Installation#

1. Requirements#

  • python >= 3.8 or newer

  • Numpy

2. Installation#

Given that MOFTransformer is based on pytorch, please install pytorch (>= 1.12.0) according to your environments.

Installation using PIP#

The simplest way for installing moftransformer is to use PIP.

$ pip install moftransformer

Editable install#

If you want to modify the code, you can use the develop mode.

$ git clone https://github.com/hspark1212/MOFTransformer.git
$ cd MOFTransformer
$ pip install -e .

3. Download model and data#

You can download various data and models used in MOFTransformer through the command line or python code.

  1. (requirement) Pre-trained models (ckpt files of PMTransformer, MOFTransformer)

  2. Fine-tuned models (h2 uptake and band gap)

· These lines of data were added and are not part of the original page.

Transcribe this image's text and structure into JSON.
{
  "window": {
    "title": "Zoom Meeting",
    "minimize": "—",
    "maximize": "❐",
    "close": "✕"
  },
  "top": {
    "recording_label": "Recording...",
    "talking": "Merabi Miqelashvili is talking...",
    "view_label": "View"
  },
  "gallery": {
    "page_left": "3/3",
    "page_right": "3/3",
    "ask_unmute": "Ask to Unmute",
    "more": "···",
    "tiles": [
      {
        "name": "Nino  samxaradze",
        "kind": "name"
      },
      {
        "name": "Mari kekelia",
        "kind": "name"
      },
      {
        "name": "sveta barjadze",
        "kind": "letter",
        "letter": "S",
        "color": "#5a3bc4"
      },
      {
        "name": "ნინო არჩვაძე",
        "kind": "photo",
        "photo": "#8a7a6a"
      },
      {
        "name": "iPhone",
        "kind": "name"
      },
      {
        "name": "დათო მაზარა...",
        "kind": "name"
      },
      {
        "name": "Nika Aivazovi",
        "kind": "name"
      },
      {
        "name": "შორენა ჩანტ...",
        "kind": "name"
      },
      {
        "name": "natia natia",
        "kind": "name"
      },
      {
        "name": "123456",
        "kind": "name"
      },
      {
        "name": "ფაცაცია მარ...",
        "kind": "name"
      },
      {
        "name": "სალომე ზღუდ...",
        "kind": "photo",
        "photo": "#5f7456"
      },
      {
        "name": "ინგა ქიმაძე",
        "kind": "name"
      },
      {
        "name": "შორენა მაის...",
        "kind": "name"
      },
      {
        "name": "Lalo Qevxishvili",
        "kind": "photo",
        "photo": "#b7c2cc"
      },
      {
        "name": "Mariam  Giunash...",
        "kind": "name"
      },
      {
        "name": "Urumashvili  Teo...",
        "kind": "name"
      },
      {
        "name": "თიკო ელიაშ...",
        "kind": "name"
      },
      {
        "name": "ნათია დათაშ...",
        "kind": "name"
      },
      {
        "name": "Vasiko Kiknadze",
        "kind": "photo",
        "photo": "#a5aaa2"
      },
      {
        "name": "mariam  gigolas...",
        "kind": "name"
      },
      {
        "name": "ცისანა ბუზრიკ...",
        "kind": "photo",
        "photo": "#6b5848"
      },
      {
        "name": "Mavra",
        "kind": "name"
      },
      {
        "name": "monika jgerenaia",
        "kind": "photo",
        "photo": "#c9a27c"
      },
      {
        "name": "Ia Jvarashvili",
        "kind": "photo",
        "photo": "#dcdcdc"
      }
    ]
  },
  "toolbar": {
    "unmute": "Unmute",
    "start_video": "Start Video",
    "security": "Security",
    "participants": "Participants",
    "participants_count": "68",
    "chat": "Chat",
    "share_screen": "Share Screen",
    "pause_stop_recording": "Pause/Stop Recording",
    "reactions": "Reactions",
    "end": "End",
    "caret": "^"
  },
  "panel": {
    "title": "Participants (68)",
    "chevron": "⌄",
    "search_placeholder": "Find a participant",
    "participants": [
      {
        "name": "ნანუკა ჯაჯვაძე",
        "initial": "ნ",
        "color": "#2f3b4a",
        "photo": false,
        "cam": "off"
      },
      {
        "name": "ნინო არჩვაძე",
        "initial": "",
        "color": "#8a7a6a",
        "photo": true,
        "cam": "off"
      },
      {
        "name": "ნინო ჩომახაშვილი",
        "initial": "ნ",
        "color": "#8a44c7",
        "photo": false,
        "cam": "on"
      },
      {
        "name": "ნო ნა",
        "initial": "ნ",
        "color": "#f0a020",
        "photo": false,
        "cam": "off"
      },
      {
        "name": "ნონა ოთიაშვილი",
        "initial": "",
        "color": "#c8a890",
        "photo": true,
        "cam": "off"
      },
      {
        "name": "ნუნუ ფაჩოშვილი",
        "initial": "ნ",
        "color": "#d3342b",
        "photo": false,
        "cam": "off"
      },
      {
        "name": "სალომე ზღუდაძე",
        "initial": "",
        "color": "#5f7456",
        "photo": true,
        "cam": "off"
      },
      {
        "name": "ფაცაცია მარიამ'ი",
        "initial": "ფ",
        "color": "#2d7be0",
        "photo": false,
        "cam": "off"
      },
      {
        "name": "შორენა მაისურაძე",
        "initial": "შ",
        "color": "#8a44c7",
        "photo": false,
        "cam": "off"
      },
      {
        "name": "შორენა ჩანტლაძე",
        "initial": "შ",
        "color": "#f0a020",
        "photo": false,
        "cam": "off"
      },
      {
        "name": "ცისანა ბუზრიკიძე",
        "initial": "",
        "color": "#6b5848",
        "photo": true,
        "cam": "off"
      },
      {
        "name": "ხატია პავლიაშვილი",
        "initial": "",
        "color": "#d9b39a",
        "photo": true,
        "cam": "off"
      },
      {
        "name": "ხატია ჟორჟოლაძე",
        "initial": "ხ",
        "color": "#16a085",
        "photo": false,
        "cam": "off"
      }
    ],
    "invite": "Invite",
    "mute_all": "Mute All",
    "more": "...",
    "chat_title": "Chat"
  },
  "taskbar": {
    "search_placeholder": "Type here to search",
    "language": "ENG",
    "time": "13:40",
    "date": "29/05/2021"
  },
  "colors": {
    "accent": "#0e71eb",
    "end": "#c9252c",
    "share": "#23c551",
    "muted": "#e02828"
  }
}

  3. The pre-embeddings for CoREMOF database

  4. The pre-embeddings for QMOF database

Download using command-line#

You can download the file through the following command.

$ moftransformer download [target] (--outdir outdir) (--remove_tarfile)

Each argument is as follows:

  • target : One or more of the pretrain_model, finetuned_model, coremof, qmof

  • outdir (–outdir, -o) : (optional) Directory to save model or dataset.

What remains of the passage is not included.